Express Yourself
The more I recover my true essence, the more I express myself into the world. My process used to be so introverted, so internal. I’ve always been comfortable with processing inside of myself. My recovery has led me down a path of self-expression. Self-expression has manifested into my coaching business. I’m not concerned with running my business like other people. My intention is to use my business as an opportunity to express myself. It’s another way for me to practice intuition. I listen within for a message on next steps. I’ve been feeling pulled to creating my own affirmation cards. I’ve also felt called to writing an E-Book or E-Guide. I’ve been sharing learnings with others for some years now and would like to express these learnings onto the page or into a product. We are all looking for universal truths somehow, someway. I see seekers in everyone. It doesn’t matter what part of the journey we are on, we are one with each other and therefore universal truth resonates with all of us. Love and compassion resonates! I also see how inspiration and creativity resonate with people on the healing journey. The more we actualize, the more we express. Expression has been powerful for me due to a misperception of not having a voice as a child. I have a voice now. My voice is strong, it’s spirited and it’s dynamic. I’m allowing myself to have a voice. I’m stepping into my voice and self-expression. There is energy in action. How might you self-express this week?

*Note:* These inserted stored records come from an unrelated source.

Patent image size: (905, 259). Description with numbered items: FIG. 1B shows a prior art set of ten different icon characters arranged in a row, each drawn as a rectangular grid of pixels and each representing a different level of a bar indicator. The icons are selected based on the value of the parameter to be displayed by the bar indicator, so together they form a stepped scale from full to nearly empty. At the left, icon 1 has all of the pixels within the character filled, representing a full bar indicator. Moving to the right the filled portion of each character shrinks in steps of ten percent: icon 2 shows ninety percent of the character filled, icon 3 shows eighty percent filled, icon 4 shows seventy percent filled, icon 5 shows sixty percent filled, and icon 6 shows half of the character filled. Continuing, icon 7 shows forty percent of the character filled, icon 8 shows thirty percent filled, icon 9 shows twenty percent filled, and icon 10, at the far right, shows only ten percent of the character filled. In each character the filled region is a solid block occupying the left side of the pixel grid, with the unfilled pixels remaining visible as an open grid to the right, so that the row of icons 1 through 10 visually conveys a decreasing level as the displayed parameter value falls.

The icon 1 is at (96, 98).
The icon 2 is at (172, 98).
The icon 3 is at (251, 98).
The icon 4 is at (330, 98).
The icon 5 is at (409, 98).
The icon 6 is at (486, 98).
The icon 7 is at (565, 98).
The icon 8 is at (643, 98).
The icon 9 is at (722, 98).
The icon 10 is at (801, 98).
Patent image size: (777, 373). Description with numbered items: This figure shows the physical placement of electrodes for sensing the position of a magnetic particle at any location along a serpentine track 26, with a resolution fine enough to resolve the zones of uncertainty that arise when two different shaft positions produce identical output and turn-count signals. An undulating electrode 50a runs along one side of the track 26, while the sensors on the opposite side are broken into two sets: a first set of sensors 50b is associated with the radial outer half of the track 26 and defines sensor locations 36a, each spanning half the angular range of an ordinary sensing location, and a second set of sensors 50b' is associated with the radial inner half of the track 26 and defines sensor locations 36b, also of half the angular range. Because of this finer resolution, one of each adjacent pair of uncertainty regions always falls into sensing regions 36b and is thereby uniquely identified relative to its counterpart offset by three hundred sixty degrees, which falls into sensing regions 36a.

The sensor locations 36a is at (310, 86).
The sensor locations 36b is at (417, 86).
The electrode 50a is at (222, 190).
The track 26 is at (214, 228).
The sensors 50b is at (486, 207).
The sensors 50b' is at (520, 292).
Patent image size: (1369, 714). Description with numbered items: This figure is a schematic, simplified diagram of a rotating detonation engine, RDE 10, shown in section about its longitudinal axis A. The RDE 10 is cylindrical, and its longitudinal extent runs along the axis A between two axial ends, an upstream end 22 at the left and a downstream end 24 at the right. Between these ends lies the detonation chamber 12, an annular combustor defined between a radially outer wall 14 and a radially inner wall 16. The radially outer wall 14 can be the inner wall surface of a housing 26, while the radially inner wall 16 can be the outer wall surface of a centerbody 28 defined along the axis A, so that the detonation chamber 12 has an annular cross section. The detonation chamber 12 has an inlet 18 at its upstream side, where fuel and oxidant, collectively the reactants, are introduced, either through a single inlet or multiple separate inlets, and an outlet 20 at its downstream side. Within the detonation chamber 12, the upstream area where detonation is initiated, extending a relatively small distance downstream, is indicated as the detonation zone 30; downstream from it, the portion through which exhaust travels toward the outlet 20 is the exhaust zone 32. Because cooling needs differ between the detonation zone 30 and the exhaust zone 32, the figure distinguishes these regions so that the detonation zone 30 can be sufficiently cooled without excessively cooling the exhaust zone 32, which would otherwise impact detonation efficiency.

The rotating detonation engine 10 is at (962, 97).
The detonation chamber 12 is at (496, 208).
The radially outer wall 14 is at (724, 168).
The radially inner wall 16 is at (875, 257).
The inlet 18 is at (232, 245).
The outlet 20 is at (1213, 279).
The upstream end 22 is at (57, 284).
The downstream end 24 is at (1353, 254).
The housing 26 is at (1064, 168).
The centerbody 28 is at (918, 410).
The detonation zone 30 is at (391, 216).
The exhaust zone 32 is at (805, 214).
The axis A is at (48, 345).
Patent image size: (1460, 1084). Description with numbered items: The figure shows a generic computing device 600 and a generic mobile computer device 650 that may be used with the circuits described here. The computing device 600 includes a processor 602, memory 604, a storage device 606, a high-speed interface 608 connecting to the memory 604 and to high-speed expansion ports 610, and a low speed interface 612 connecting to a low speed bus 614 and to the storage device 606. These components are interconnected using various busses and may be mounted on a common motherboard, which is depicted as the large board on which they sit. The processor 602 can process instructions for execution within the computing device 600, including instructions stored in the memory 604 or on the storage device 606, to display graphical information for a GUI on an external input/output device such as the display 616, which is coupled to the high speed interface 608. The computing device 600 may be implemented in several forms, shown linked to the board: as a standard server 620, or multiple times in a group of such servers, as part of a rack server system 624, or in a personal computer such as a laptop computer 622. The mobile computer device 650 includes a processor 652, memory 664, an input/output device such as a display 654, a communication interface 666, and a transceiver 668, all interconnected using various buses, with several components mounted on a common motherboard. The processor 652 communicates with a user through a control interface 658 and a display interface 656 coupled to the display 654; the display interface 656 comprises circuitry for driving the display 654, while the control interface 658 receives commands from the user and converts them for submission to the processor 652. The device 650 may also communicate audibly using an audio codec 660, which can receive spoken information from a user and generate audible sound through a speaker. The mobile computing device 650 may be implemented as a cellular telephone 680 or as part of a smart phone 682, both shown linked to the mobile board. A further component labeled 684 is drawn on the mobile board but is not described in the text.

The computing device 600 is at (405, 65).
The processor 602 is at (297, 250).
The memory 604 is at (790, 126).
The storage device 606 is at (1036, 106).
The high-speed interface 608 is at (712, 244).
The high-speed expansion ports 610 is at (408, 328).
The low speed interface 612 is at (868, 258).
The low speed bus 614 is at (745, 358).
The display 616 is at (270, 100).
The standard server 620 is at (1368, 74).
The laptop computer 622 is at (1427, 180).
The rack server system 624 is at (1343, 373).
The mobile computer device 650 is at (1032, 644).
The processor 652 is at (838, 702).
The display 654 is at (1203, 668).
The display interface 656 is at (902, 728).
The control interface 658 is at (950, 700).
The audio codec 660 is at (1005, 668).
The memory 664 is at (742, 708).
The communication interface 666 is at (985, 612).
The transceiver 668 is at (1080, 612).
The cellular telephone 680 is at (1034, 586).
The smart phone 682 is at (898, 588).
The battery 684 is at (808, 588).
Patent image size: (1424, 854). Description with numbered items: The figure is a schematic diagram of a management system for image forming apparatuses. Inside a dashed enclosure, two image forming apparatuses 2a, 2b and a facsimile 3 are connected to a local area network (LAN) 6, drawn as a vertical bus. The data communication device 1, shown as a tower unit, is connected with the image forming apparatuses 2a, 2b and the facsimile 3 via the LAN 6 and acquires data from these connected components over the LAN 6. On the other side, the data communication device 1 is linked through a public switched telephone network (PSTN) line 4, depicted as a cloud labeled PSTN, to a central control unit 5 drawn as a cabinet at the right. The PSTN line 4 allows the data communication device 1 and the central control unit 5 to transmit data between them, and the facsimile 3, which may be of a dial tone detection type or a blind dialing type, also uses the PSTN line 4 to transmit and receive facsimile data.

Self expression doesn’t come easily to me. Self repression, on the other hand, has been my “go to” response to dealing with life and it hasn’t served me. I’m grateful I’m at a point where I can see this and make the choice to actively challenge that self defeating habit rather than remaining comfortable with something that keeps me small. I like what you say about stepping into your voice and your self expression. I think learning to be vulnerable in the beginning stages of my process through expressing myself online and sharing with others has helped tremendously in allowing myself to continue to challenge these self limiting beliefs that I haven’t been worthy to speak or that my silence protects me somehow. I look forward each day to expressing myself in social media with other like minded people and to expressing myself through writing in my journal. I also notice the need to use compassion and self love in expressing myself to keep me from shutting down into old habits of repression as a means of protection. I now like to see my process as a stepping out of my small self and into my voice and my spotlight.
I see you busting through these limiting beliefs. More and more, the old story dissolves. Loved the quote you posted today about being one decision away from a very different life. That reminds me of self-expression. With just one decision, people can express themselves even more. I’ve been observing my own and other people’s process for awhile. It’s as if the ego must get comfortable first before it surrenders. Once the surrender happens, the process of expression can fully unfold.
I like the image of surrendering the ego as it pertains to expressing myself rather than feeling I have to overcome it. It’s less being in resistance to the ego and more in the flow of what’s present.
You have the consciousness and the awareness to keep practicing the surrender. The more you have been doing it, the easier it has become for you to catch the fear and doubt quicker. Will there be times that you let into it, of course. I have that experience as well. However, it’s not as often now. Ego isn’t bad. You and I enjoy connecting with truth versus connecting with something that holds us back from truth. Surrendering is a beautiful process. It’s us letting go into acceptance that all is well without our worry or fear or doubt or judgment. Those are all things of the mind. I practice each day living from my loving essence versus my mind.